Involves delivering a working copy of the defective gene using a viral vector
Aims to achieve long-term or even permanent production of clotting factor
Clinical trials have shown promising results, especially for Haemophilia B
Gene therapy is not yet widely available, but it holds great potential for transforming how haemophilia is managed in the future.
6. Comprehensive Haemophilia Care
Effective treatment extends beyond medication. Comprehensive care includes:
Physiotherapy, especially for joint health
Dental care, as bleeding can occur easily in the gums
Psychological support, for coping with the emotional impact of chronic illness
Social work, to support access to treatment, especially in lower-income regions
Many countries have haemophilia treatment centres (HTCs) that offer multidisciplinary care under one roof.

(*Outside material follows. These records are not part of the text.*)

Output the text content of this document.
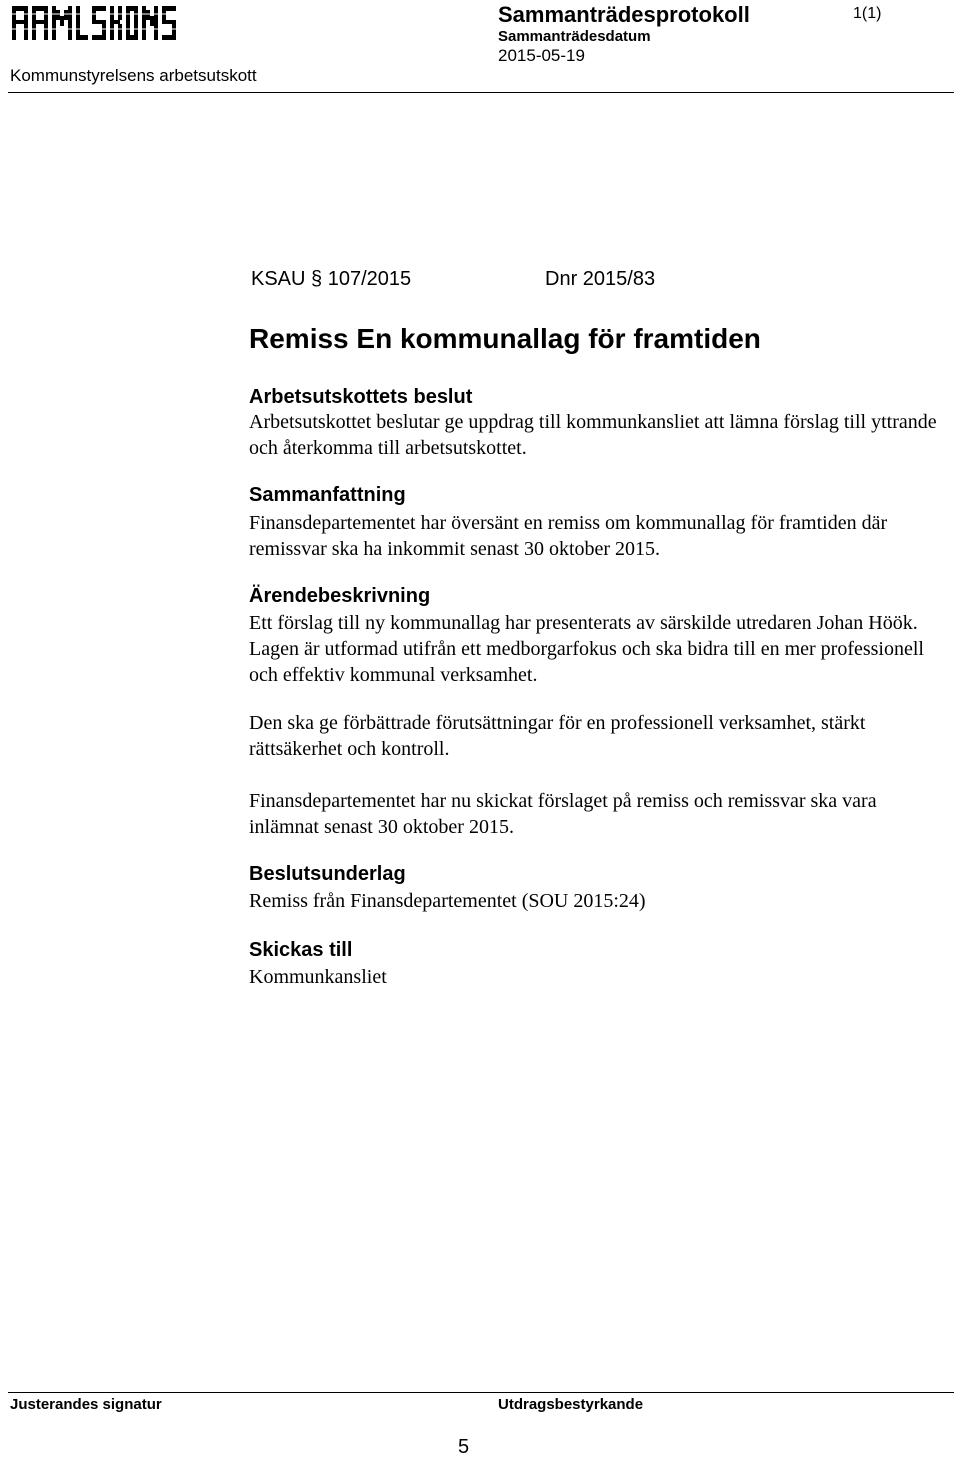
Kommunstyrelsens arbetsutskott
Sammanträdesprotokoll
Sammanträdesdatum
2015-05-19
1(1)
KSAU § 107/2015	Dnr 2015/83
Remiss En kommunallag för framtiden
Arbetsutskottets beslut
Arbetsutskottet beslutar ge uppdrag till kommunkansliet att lämna förslag till yttrande och återkomma till arbetsutskottet.
Sammanfattning
Finansdepartementet har översänt en remiss om kommunallag för framtiden där remissvar ska ha inkommit senast 30 oktober 2015.
Ärendebeskrivning
Ett förslag till ny kommunallag har presenterats av särskilde utredaren Johan Höök. Lagen är utformad utifrån ett medborgarfokus och ska bidra till en mer professionell och effektiv kommunal verksamhet.
Den ska ge förbättrade förutsättningar för en professionell verksamhet, stärkt rättsäkerhet och kontroll.
Finansdepartementet har nu skickat förslaget på remiss och remissvar ska vara inlämnat senast 30 oktober 2015.
Beslutsunderlag
Remiss från Finansdepartementet (SOU 2015:24)
Skickas till
Kommunkansliet
Justerandes signatur	Utdragsbestyrkande
5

7. Home Therapy and Self-Management
Most patients in high-resource settings are trained to administer their own treatment at home, especially for prophylaxis.
Reduces emergency visits
Encourages independence
Improves quality of life
Mobile apps and telehealth tools now support treatment logging, reminders, and remote monitoring by specialists.
8. Special Considerations
a. Surgery and Dental Procedures
Require careful planning and clotting factor coverage
Local anaesthesia may be preferred
Tranexamic acid or antifibrinolytics are often used adjunctively
b. Sports and Physical Activity
Generally encouraged, especially low-impact sports like swimming and cycling
Protective gear and awareness are essential
Exercise improves joint strength and reduces bleeding risk
Conclusion | Treatment of Haemophilia
The treatment of haemophilia has come a long way in recent years. In the past, most care focused on replacing the missing clotting factor through regular injections. Today, however, there are many more options. For example, newer therapies last longer, require fewer doses, and carry fewer risks. In addition, gene therapy now offers a possible long-term solution by helping the body produce its own clotting factor.
Because of these advances, people with haemophilia now have more choices than ever before. With the right care, they can prevent most bleeding episodes, stay active, and avoid serious complications. Most importantly, access to a skilled medical team and regular follow-ups helps them stay healthy.
As treatment continues to improve, living with haemophilia becomes easier. Many people are now able to lead full, independent lives with little interruption to work, school, or daily activities.